The intersection between EDF1's roles in transcriptional regulation and translational quality control suggests unexplored connections to developmental pathways in avian systems . In chickens, pluripotency induction results in primordial germ cell fate rather than the broader pluripotency seen in mammals, indicating species-specific regulatory networks . EDF1's ability to act as a transcriptional coactivator by connecting TATA-binding protein to gene-specific activators may be particularly important in coordinating the expression of developmental genes during embryogenesis . Future research should investigate whether EDF1 interacts with avian-specific transcription factors like chicken NANOG, Pou5f3, SOX2, and LIN28A, which have been implicated in pluripotency regulation . The development of chicken knock-in reporter systems provides a valuable experimental platform for such investigations, allowing real-time visualization of EDF1's influence on developmental gene expression patterns during critical differentiation events .

How does the evolutionary conservation of EDF1 binding sites inform structural biology approaches to quality control mechanisms?

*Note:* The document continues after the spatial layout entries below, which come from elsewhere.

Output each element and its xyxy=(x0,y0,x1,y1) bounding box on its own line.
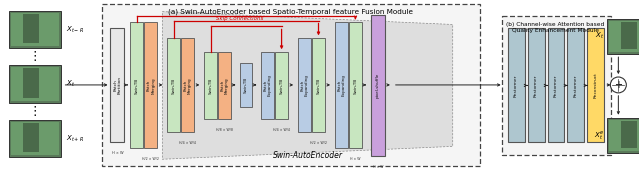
Polygon shape xyxy=(163,12,452,159)
Text: H × W: H × W xyxy=(372,165,383,169)
Text: H/4 × W/4: H/4 × W/4 xyxy=(179,141,196,145)
Text: H × W: H × W xyxy=(111,151,124,155)
Circle shape xyxy=(611,77,627,93)
Text: Swin-TB: Swin-TB xyxy=(172,77,176,94)
Bar xyxy=(9,120,61,157)
Bar xyxy=(218,52,231,119)
Bar xyxy=(568,28,584,142)
Text: Patch
Merging: Patch Merging xyxy=(220,77,229,94)
Bar xyxy=(181,38,195,133)
Text: Reconstruct: Reconstruct xyxy=(594,73,598,98)
Text: ⋮: ⋮ xyxy=(28,50,41,63)
Bar xyxy=(240,63,252,107)
Bar xyxy=(298,38,311,133)
Bar xyxy=(9,11,61,48)
Text: Swin-AutoEncoder: Swin-AutoEncoder xyxy=(273,151,343,160)
Bar xyxy=(261,52,274,119)
Bar xyxy=(102,4,479,166)
Text: Patch
Expanding: Patch Expanding xyxy=(263,75,272,96)
Text: H/2 × W/2: H/2 × W/2 xyxy=(310,141,327,145)
Bar xyxy=(371,15,385,156)
Bar xyxy=(621,121,637,148)
Text: H/4 × W/4: H/4 × W/4 xyxy=(273,128,290,131)
Bar xyxy=(349,23,362,148)
Text: Restormer: Restormer xyxy=(574,74,578,97)
Bar xyxy=(167,38,180,133)
Bar xyxy=(621,22,637,49)
Bar xyxy=(111,28,124,142)
Text: ⋮: ⋮ xyxy=(28,105,41,118)
Bar xyxy=(275,52,288,119)
Text: Patch
Expanding: Patch Expanding xyxy=(300,75,309,96)
Text: Patch
Merging: Patch Merging xyxy=(147,77,155,94)
Bar xyxy=(547,28,564,142)
Bar xyxy=(607,118,640,153)
Text: Restormer: Restormer xyxy=(554,74,558,97)
Bar xyxy=(9,65,61,103)
Text: H × W: H × W xyxy=(350,157,361,161)
Bar xyxy=(607,18,640,54)
Text: Skip Connections: Skip Connections xyxy=(216,16,264,21)
Text: +: + xyxy=(614,80,622,90)
Bar xyxy=(22,123,38,152)
Bar xyxy=(508,28,525,142)
Text: H/2 × W/2: H/2 × W/2 xyxy=(142,157,159,161)
Bar xyxy=(22,68,38,98)
Bar xyxy=(312,38,325,133)
Text: Swin-TB: Swin-TB xyxy=(135,77,139,94)
Bar xyxy=(22,14,38,43)
Text: $X_t^e$: $X_t^e$ xyxy=(594,129,604,142)
Text: $X_{t-R}$: $X_{t-R}$ xyxy=(65,24,83,35)
Bar xyxy=(527,28,545,142)
Bar xyxy=(11,67,59,101)
Text: Swin-TB: Swin-TB xyxy=(353,77,357,94)
Text: Patch
Partition: Patch Partition xyxy=(113,76,122,95)
Text: Patch
Merging: Patch Merging xyxy=(184,77,192,94)
Bar xyxy=(11,13,59,46)
Text: H/8 × W/8: H/8 × W/8 xyxy=(216,128,233,131)
Text: Swin-TB: Swin-TB xyxy=(317,77,321,94)
Text: Swin-TB: Swin-TB xyxy=(209,77,212,94)
Text: $X_t$: $X_t$ xyxy=(595,31,604,42)
Bar xyxy=(204,52,217,119)
Bar xyxy=(502,16,611,155)
Text: Restormer: Restormer xyxy=(534,74,538,97)
Text: (a) Swin-AutoEncoder based Spatio-Temporal feature Fusion Module: (a) Swin-AutoEncoder based Spatio-Tempor… xyxy=(168,9,413,15)
Bar xyxy=(11,122,59,155)
Text: Restormer: Restormer xyxy=(514,74,518,97)
Text: $X_t$: $X_t$ xyxy=(65,79,75,89)
Bar xyxy=(145,23,157,148)
Text: Patch
Expanding: Patch Expanding xyxy=(337,75,346,96)
Bar xyxy=(609,21,640,52)
Text: Swin-TB: Swin-TB xyxy=(244,77,248,93)
Bar xyxy=(335,23,348,148)
Text: $X_{t+R}$: $X_{t+R}$ xyxy=(65,133,83,143)
Bar xyxy=(131,23,143,148)
Text: pixel-shuffle: pixel-shuffle xyxy=(376,73,380,98)
Bar xyxy=(588,28,604,142)
Text: Swin-TB: Swin-TB xyxy=(280,77,284,94)
Text: (b) Channel-wise Attention based
Quality Enhancement Module: (b) Channel-wise Attention based Quality… xyxy=(506,23,605,33)
Bar xyxy=(609,120,640,151)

The evolutionary conservation of EDF1 binding sites between species offers valuable insights for structural biology approaches to quality control mechanisms . Cryo-EM analyses of both human EDF1 and its yeast homolog Mbf1 revealed a conserved binding site at the 40S ribosomal subunit near the mRNA entry channel and collision interface . This conservation suggests fundamental mechanisms that have been preserved across vast evolutionary distances, highlighting the critical nature of ribosome collision sensing . Future structural studies should explore whether the binding mode of chicken EDF1 exhibits avian-specific adaptations while maintaining core functions . Comparative structural analyses could reveal subtle differences in binding interfaces that might explain species-specific responses to translational stress . Additionally, structure-guided mutagenesis of conserved versus divergent residues would help delineate which structural features are essential for universal collision sensing versus those involved in species-specific downstream responses, potentially informing the design of selective inhibitors or enhancers of EDF1 function for research and therapeutic applications.